Stuttgart - Der Passauer Universitätsprofessor Urs Kramer hat im Auftrag des Landesverkehrsministeriums gutachterlich bewertet, ob der Kopfbahnhof nach der Inbetriebnahme von Stuttgart 21 auch dann stillgelegt werden kann und die frei werdenden Flächen bebaut werden dürfen, wenn Dritte ein Interesse an einem Weiterbetrieb hätten. Diese juristische Klärung ist notwendig geworden, nachdem sich diverse Privatpersonen und Firmen, die Bahnverkehr anbieten, in der Stuttgarter Netz AG zusammen geschlossen haben und vor dem Verwaltungsgericht Stuttgart klären lassen, ob die Bahn die alten Gleisanlagen abbauen darf.

 

Wann eine Entscheidung ergeht, vermochte eine Gerichtssprecherin am Freitag nicht zu sagen. Das Kommunikationsbüro für S 21 hat mitgeteilt, die Klageerwiderungen von DB und des Eisenbahnbundesamts (Eba) lägen vor: „Beide haben die Abweisung der Klage beantragt und ihre Anträge umfassend begründet“.

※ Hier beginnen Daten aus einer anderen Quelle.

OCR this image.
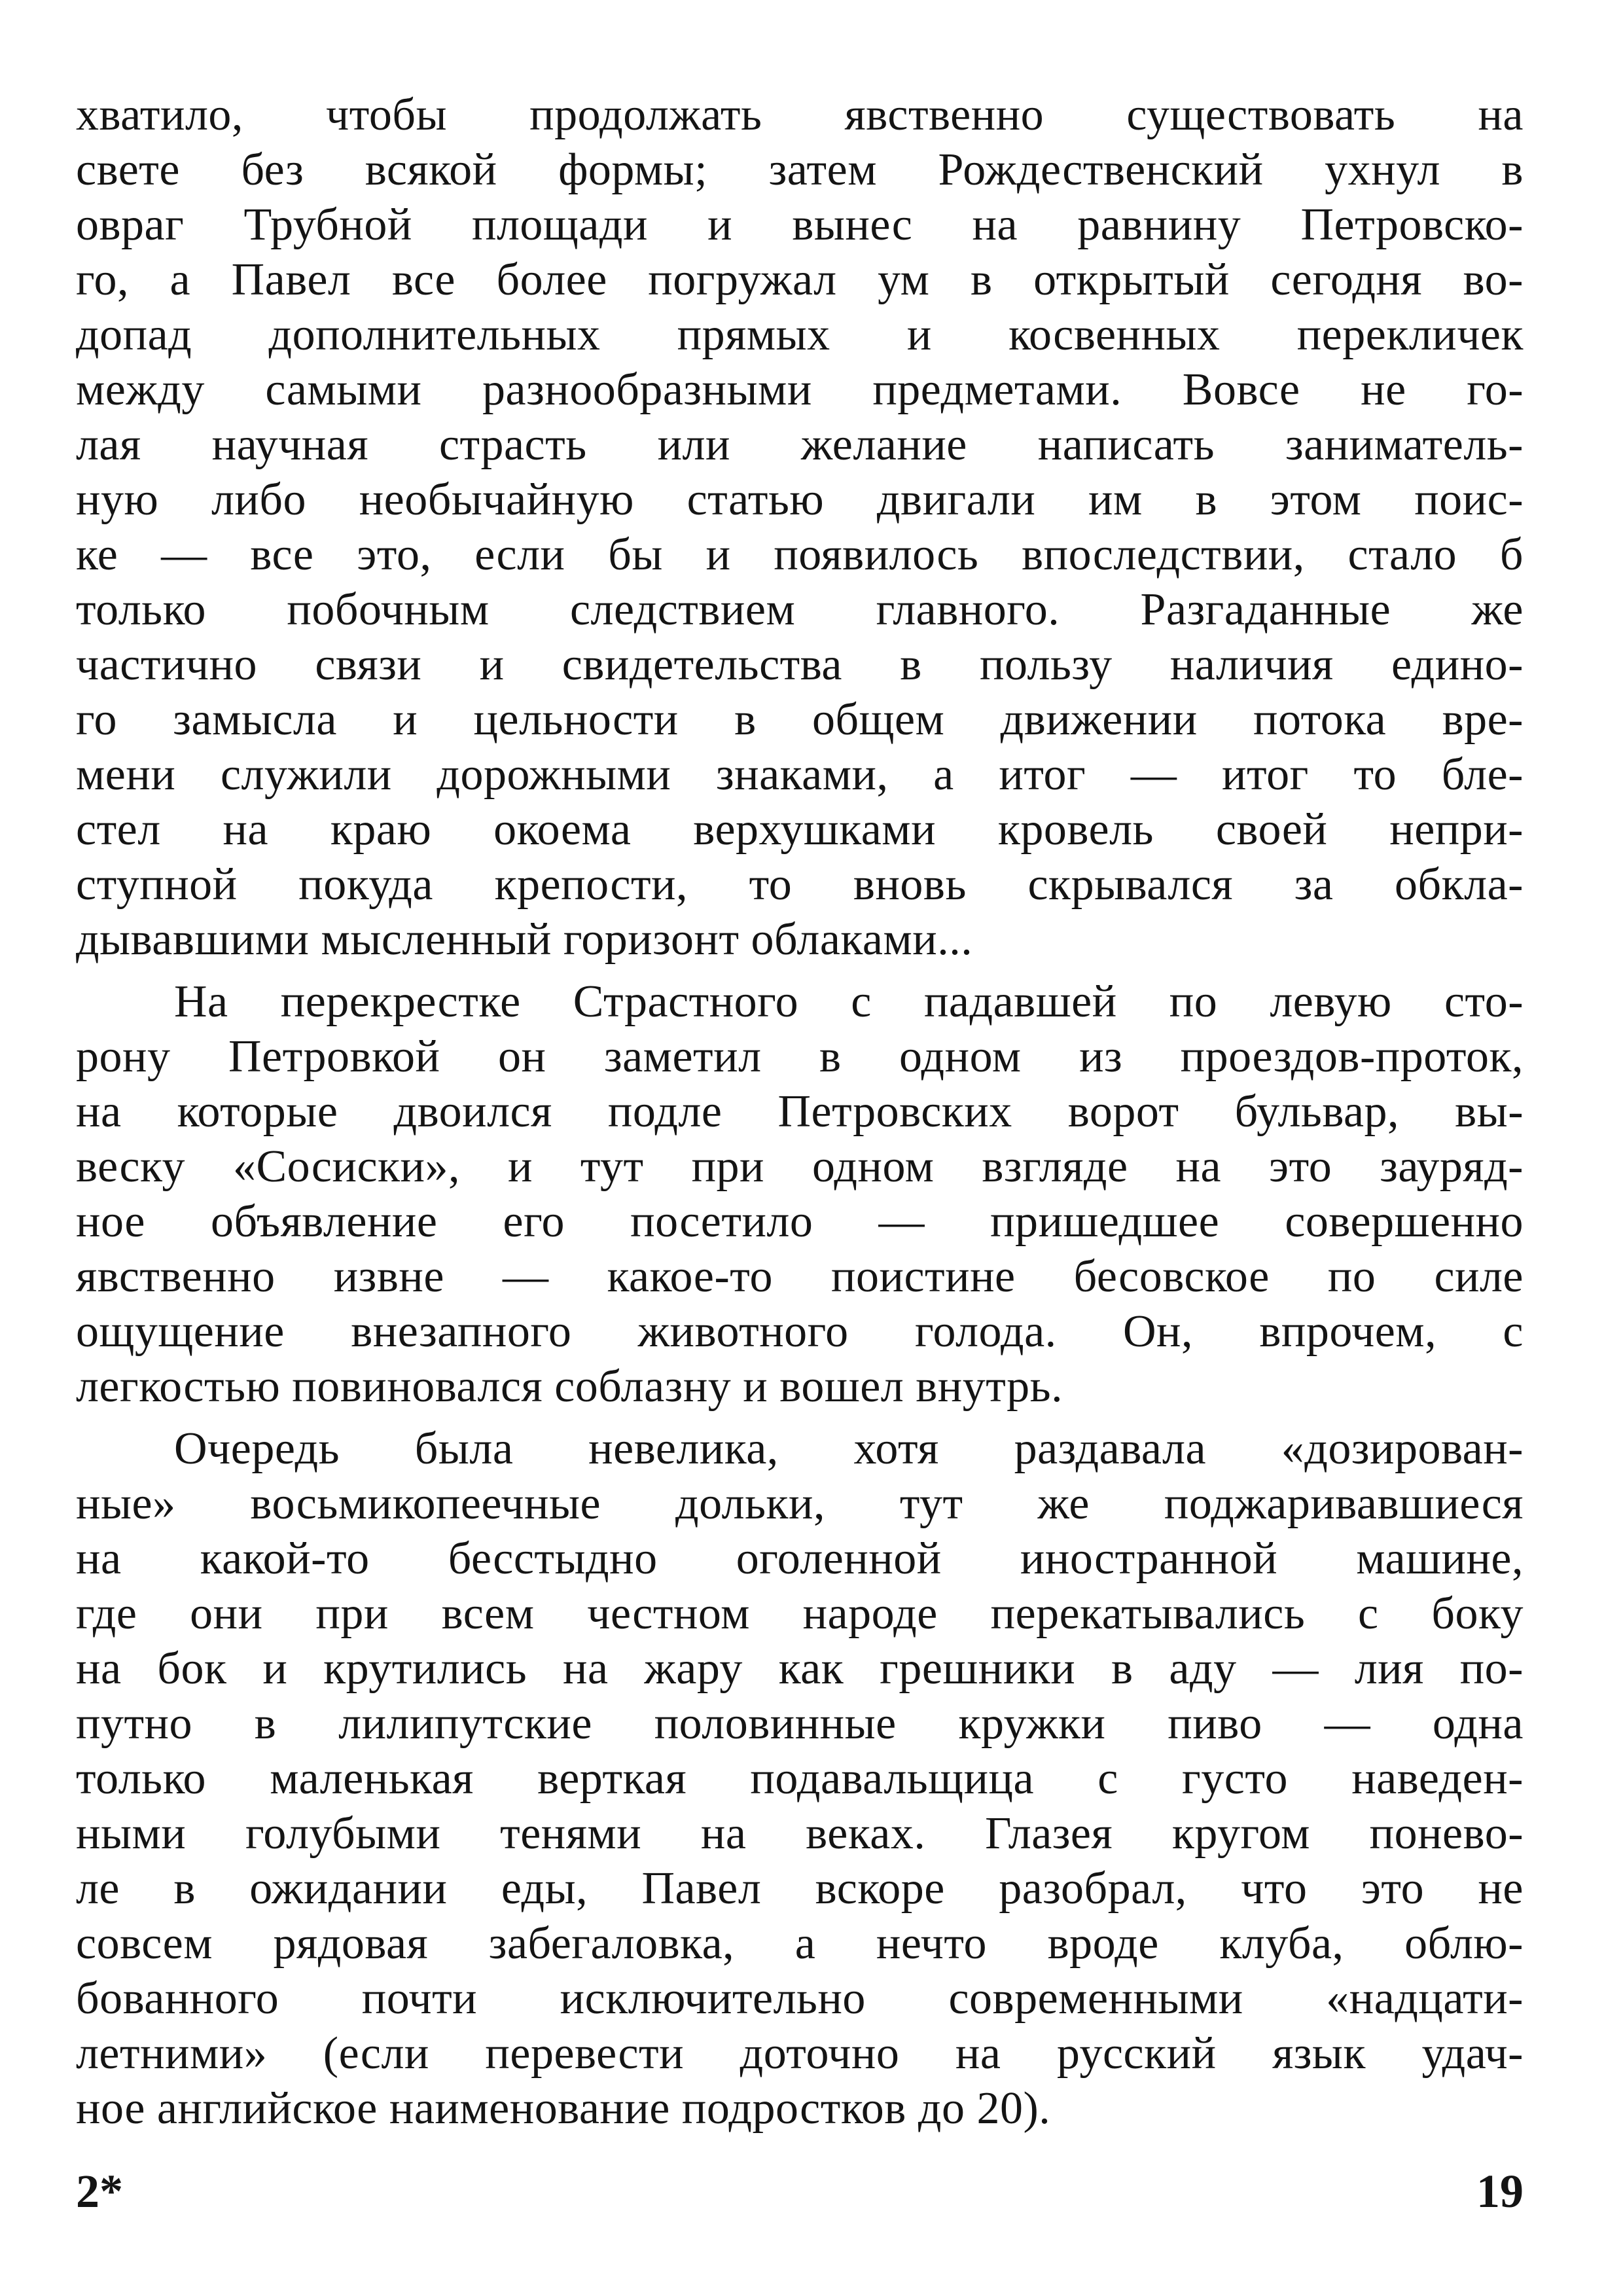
хватило, чтобы продолжать явственно существовать на
свете без всякой формы; затем Рождественский ухнул в
овраг Трубной площади и вынес на равнину Петровско-
го, а Павел все более погружал ум в открытый сегодня во-
допад дополнительных прямых и косвенных перекличек
между самыми разнообразными предметами. Вовсе не го-
лая научная страсть или желание написать заниматель-
ную либо необычайную статью двигали им в этом поис-
ке — все это, если бы и появилось впоследствии, стало б
только побочным следствием главного. Разгаданные же
частично связи и свидетельства в пользу наличия едино-
го замысла и цельности в общем движении потока вре-
мени служили дорожными знаками, а итог — итог то бле-
стел на краю окоема верхушками кровель своей непри-
ступной покуда крепости, то вновь скрывался за обкла-
дывавшими мысленный горизонт облаками...
На перекрестке Страстного с падавшей по левую сто-
рону Петровкой он заметил в одном из проездов-проток,
на которые двоился подле Петровских ворот бульвар, вы-
веску «Сосиски», и тут при одном взгляде на это зауряд-
ное объявление его посетило — пришедшее совершенно
явственно извне — какое-то поистине бесовское по силе
ощущение внезапного животного голода. Он, впрочем, с
легкостью повиновался соблазну и вошел внутрь.
Очередь была невелика, хотя раздавала «дозирован-
ные» восьмикопеечные дольки, тут же поджаривавшиеся
на какой-то бесстыдно оголенной иностранной машине,
где они при всем честном народе перекатывались с боку
на бок и крутились на жару как грешники в аду — лия по-
путно в лилипутские половинные кружки пиво — одна
только маленькая верткая подавальщица с густо наведен-
ными голубыми тенями на веках. Глазея кругом понево-
ле в ожидании еды, Павел вскоре разобрал, что это не
совсем рядовая забегаловка, а нечто вроде клуба, облю-
бованного почти исключительно современными «надцати-
летними» (если перевести доточно на русский язык удач-
ное английское наименование подростков до 20).
2*	19
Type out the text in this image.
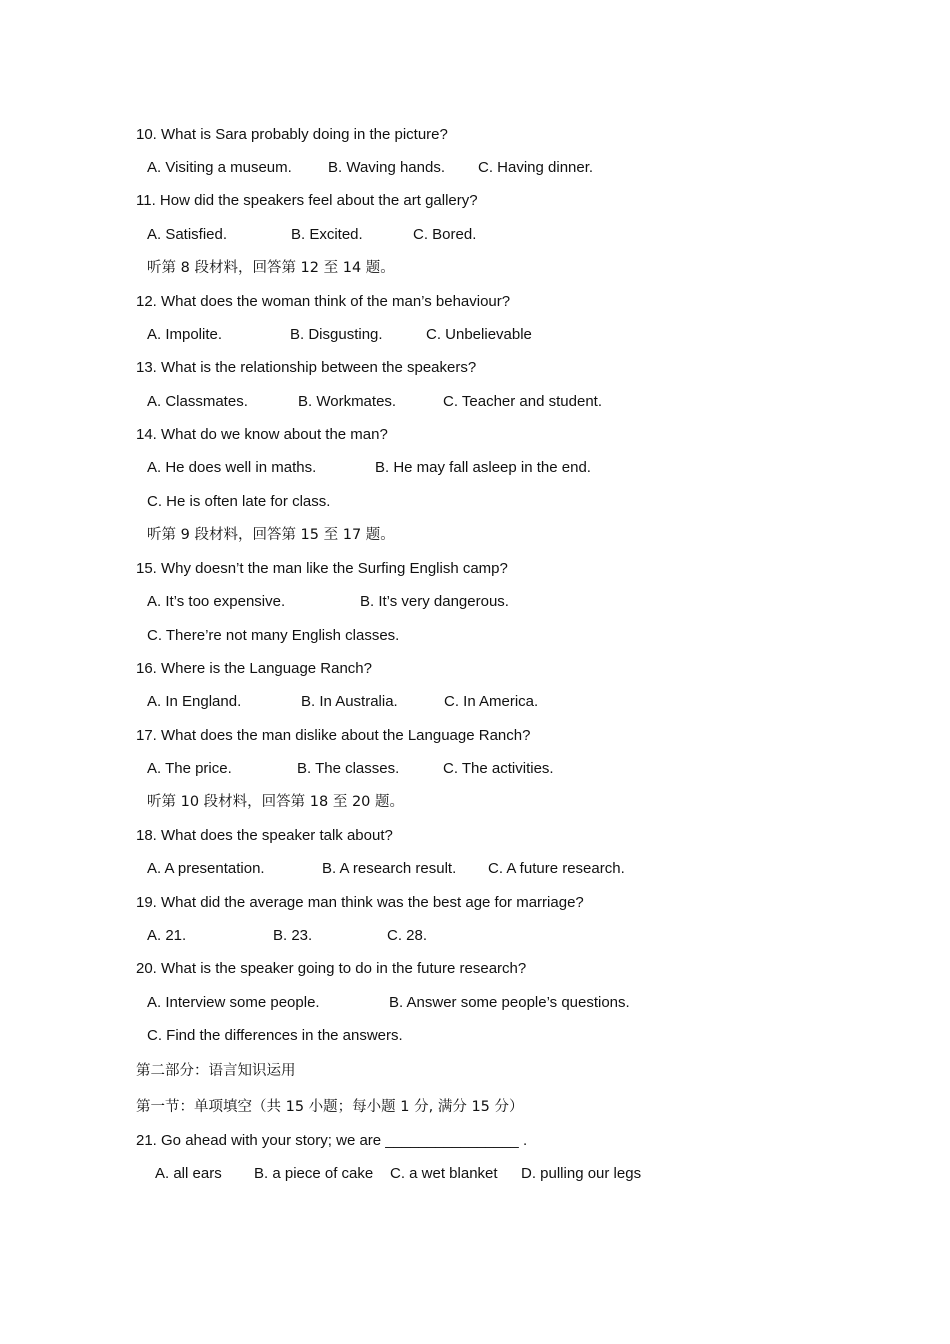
10. What is Sara probably doing in the picture?
A. Visiting a museum. B. Waving hands. C. Having dinner.
11. How did the speakers feel about the art gallery?
A. Satisfied.	B. Excited.	C. Bored.
听第 8 段材料，回答第 12 至 14 题。
12. What does the woman think of the man’s behaviour?
A. Impolite.	B. Disgusting.	C. Unbelievable
13. What is the relationship between the speakers?
A. Classmates.	B. Workmates.	C. Teacher and student.
14. What do we know about the man?
A. He does well in maths.	B. He may fall asleep in the end.
C. He is often late for class.
听第 9 段材料，回答第 15 至 17 题。
15. Why doesn’t the man like the Surfing English camp?
A. It’s too expensive.	B. It’s very dangerous.
C. There’re not many English classes.
16. Where is the Language Ranch?
A. In England.	B. In Australia.	C. In America.
17. What does the man dislike about the Language Ranch?
A. The price.	B. The classes.	C. The activities.
听第 10 段材料，回答第 18 至 20 题。
18. What does the speaker talk about?
A. A presentation.	B. A research result. C. A future research.
19. What did the average man think was the best age for marriage?
A. 21.	B. 23.	C. 28.
20. What is the speaker going to do in the future research?
A. Interview some people.	B. Answer some people’s questions.
C. Find the differences in the answers.
第二部分：语言知识运用
第一节：单项填空（共 15 小题；每小题 1 分, 满分 15 分）
21. Go ahead with your story; we are ________________ .
A. all ears B. a piece of cake C. a wet blanket D. pulling our legs
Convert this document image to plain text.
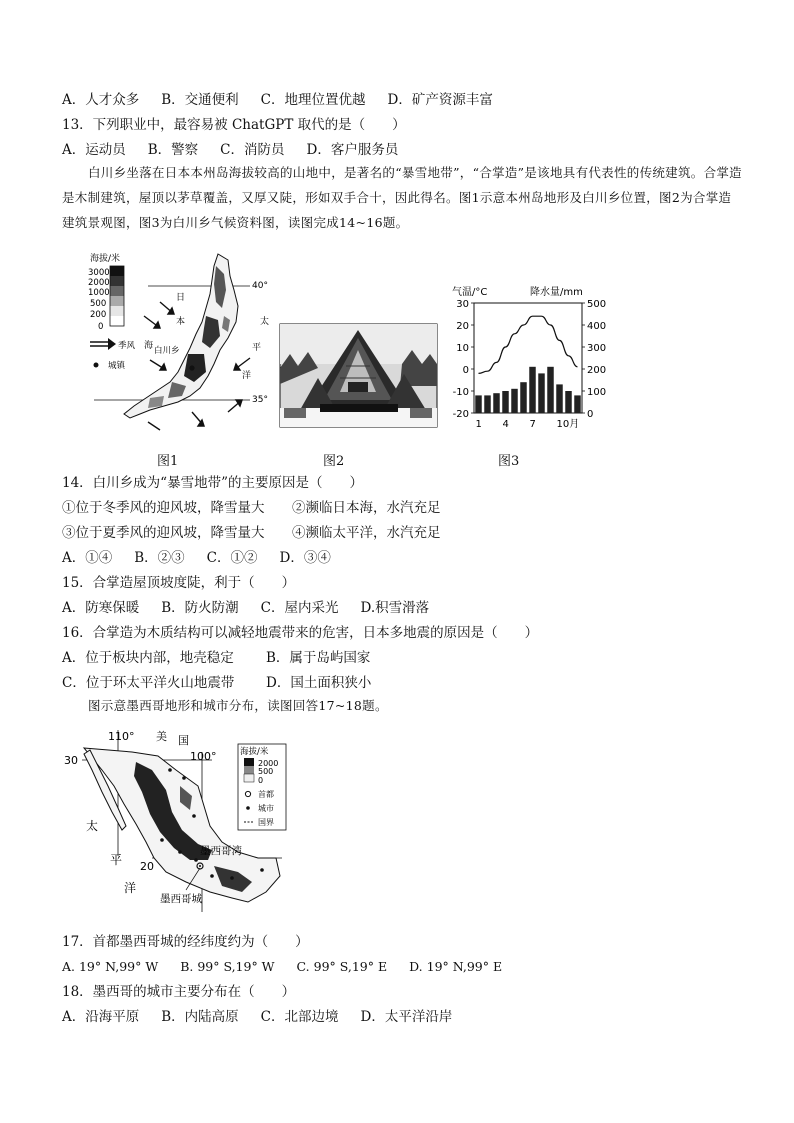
A．人才众多 B．交通便利 C．地理位置优越 D．矿产资源丰富
13．下列职业中，最容易被 ChatGPT 取代的是（　　）
A．运动员 B．警察 C．消防员 D．客户服务员
白川乡坐落在日本本州岛海拔较高的山地中，是著名的“暴雪地带”，“合掌造”是该地具有代表性的传统建筑。合掌造是木制建筑，屋顶以茅草覆盖，又厚又陡，形如双手合十，因此得名。图1示意本州岛地形及白川乡位置，图2为合掌造建筑景观图，图3为白川乡气候资料图，读图完成14~16题。
海拔/米
3000
2000
1000
500
200
0
季风
城镇
40°
35°
白川乡
日
本
海
太
平
洋
图1	图2
气温/°C	降水量/mm
30
20
10
0
-10
-20
500
400
300
200
100
0
1 4 7 10月
图3
14．白川乡成为“暴雪地带”的主要原因是（　　）
①位于冬季风的迎风坡，降雪量大 ②濒临日本海，水汽充足
③位于夏季风的迎风坡，降雪量大 ④濒临太平洋，水汽充足
A．①④ B．②③ C．①② D．③④
15．合掌造屋顶坡度陡，利于（　　）
A．防寒保暖 B．防火防潮 C．屋内采光 D.积雪滑落
16．合掌造为木质结构可以减轻地震带来的危害，日本多地震的原因是（　　）
A．位于板块内部，地壳稳定 B．属于岛屿国家
C．位于环太平洋火山地震带 D．国土面积狭小
图示意墨西哥地形和城市分布，读图回答17~18题。
110°
100°
30
20
美 国
太
平
洋
墨西哥湾
墨西哥城
海拔/米
2000
500
0
首都
城市
国界
17．首都墨西哥城的经纬度约为（　　）
A. 19° N,99° W B. 99° S,19° W C. 99° S,19° E D. 19° N,99° E
18．墨西哥的城市主要分布在（　　）
A．沿海平原 B．内陆高原 C．北部边境 D．太平洋沿岸
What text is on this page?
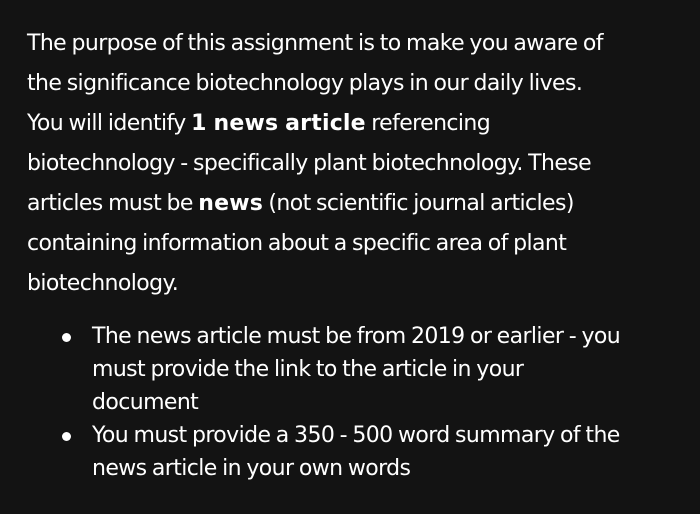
The purpose of this assignment is to make you aware of
the significance biotechnology plays in our daily lives.
You will identify 1 news article referencing
biotechnology - specifically plant biotechnology. These
articles must be news (not scientific journal articles)
containing information about a specific area of plant
biotechnology.

The news article must be from 2019 or earlier - you
must provide the link to the article in your
document
You must provide a 350 - 500 word summary of the
news article in your own words
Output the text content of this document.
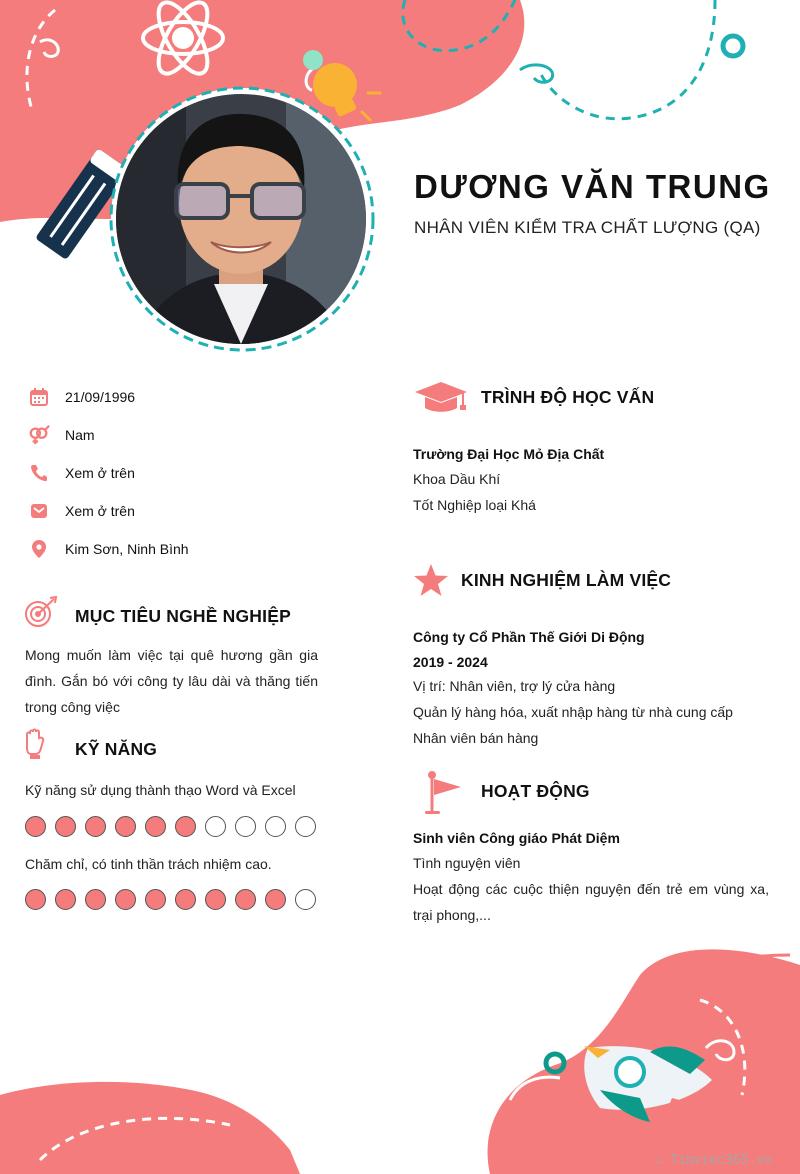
DƯƠNG VĂN TRUNG
NHÂN VIÊN KIỂM TRA CHẤT LƯỢNG (QA)
21/09/1996
Nam
Xem ở trên
Xem ở trên
Kim Sơn, Ninh Bình
MỤC TIÊU NGHỀ NGHIỆP
Mong muốn làm việc tại quê hương gần gia đình. Gắn bó với công ty lâu dài và thăng tiến trong công việc
KỸ NĂNG
Kỹ năng sử dụng thành thạo Word và Excel
Chăm chỉ, có tinh thần trách nhiệm cao.
TRÌNH ĐỘ HỌC VẤN
Trường Đại Học Mỏ Địa Chất
Khoa Dầu Khí
Tốt Nghiệp loại Khá
KINH NGHIỆM LÀM VIỆC
Công ty Cổ Phần Thế Giới Di Động
2019 - 2024
Vị trí: Nhân viên, trợ lý cửa hàng
Quản lý hàng hóa, xuất nhập hàng từ nhà cung cấp
Nhân viên bán hàng
HOẠT ĐỘNG
Sinh viên Công giáo Phát Diệm
Tình nguyện viên
Hoạt động các cuộc thiện nguyện đến trẻ em vùng xa, trại phong,...
∴ Timviec365.vn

Kramer ist Inhaber der Professur für Öffentliches Recht an der Uni Passau. Schwerpunkt seiner wissenschaftlichen Arbeit ist das deutsche und europäische Eisenbahnrecht. Das Verkehrsministerium hatte bei dem gebürtigen Stuttgarter vor der Volksabstimmung Ende 2011 das Gutachten in Auftrag gegeben, das im Mai 2012 fertig war. Aber erst in dieser Woche hat es Verkehrsminister Winfried Hermann auf der Internetseite des Ministeriums öffentlich gemacht. Dabei kommt das Fazit dem S 21-Kritiker entgegen.

Die Tieferlegung des Bahnhofs ist wie eine Stilllegung

Denn Kramer hat „erhebliche Zweifel“, dass der Durchgangsbahnhof den bestehenden Kopfbahnhof voll ersetzen könnte. S 21 bedeute nicht etwa einen gleichwertigen Ersatz des Kopfbahnhofs, nur eben unter der Erde, durch einen Umbau, wie die Deutsche Bahn Glauben machen will, sondern faktisch die Stilllegung der alten Gleisanlagen. Dies habe wiederum zur Folge, dass zuvor ein Genehmigungsverfahren vor dem Eba eingeleitet werden müsse, in dem Planfeststellung, Widmung und Betriebsgenehmigung rückabgewickelt würden. In diesem Rahmen bestünde die Möglichkeit Dritter wie etwa der Netz AG, Teile der Bahnanlagen zu marktüblichen Konditionen zu übernehmen.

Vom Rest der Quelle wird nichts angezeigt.